We can see where this leads in terms of who comes out on top. People who are heavily invested in the financial sector will make a lot of money. Those who can’t afford to speculate in stocks will do less well. Those who own a lot of real estate will benefit. First-time homebuyers and renters will be largely out of luck. Moreover, those who directly benefit from government spending—such as government contractors, government employees, and beneficiaries of government lending programs—will do well. But those whose low income and lack of political influence doesn’t win them the benefits of cheap loans and government grants? They’re largely out of luck.
This represents an immense transfer of wealth from some groups to other groups. Most important, as Shostak notes, it is a transfer away from those enterprises most valued in a free market and toward those who benefit from central bank–fueled credit expansion and bubble economies. In our world today, this largely means a transfer of wealth from middle-class business owners, working-class laborers, and anyone who can’t afford to buy a large stake in the new bubble industries. The winners tend to be billionaires, investment bankers, and those who collect a government paycheck, whether they are ostensibly government employees or not.
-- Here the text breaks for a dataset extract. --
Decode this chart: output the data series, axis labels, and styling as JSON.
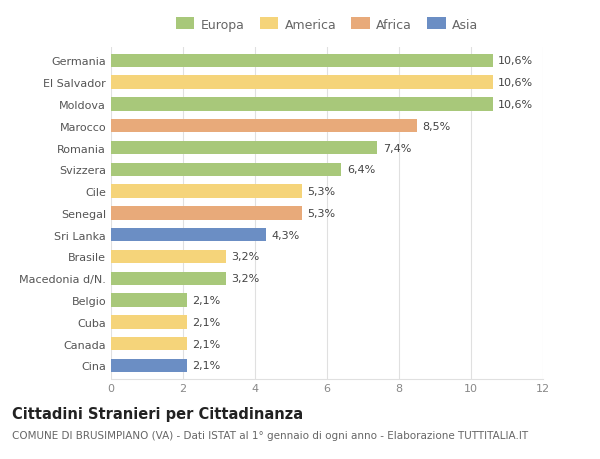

And this can all happen even without high rates of consumer price inflation. If people are spending less, paying down debt, and saving for the future, we should expect to see deflation in prices at the consumer level. But that sort of deflation doesn’t mean there can’t be big-time growth in asset prices which are strategically positioned to benefit from the central bank’s easy money. In other words, even without obvious consumer price inflation, we’re still living in the midst of immense wealth transfer engineered by government technocrats for the benefit of those lucky enough to be anointed the “winners” by central bankers. An excessive focus on consumer price inflation may lead some to miss this.
- 1. If households pay off debt faster than new loans are made, the money supply would shrink, all else being equal.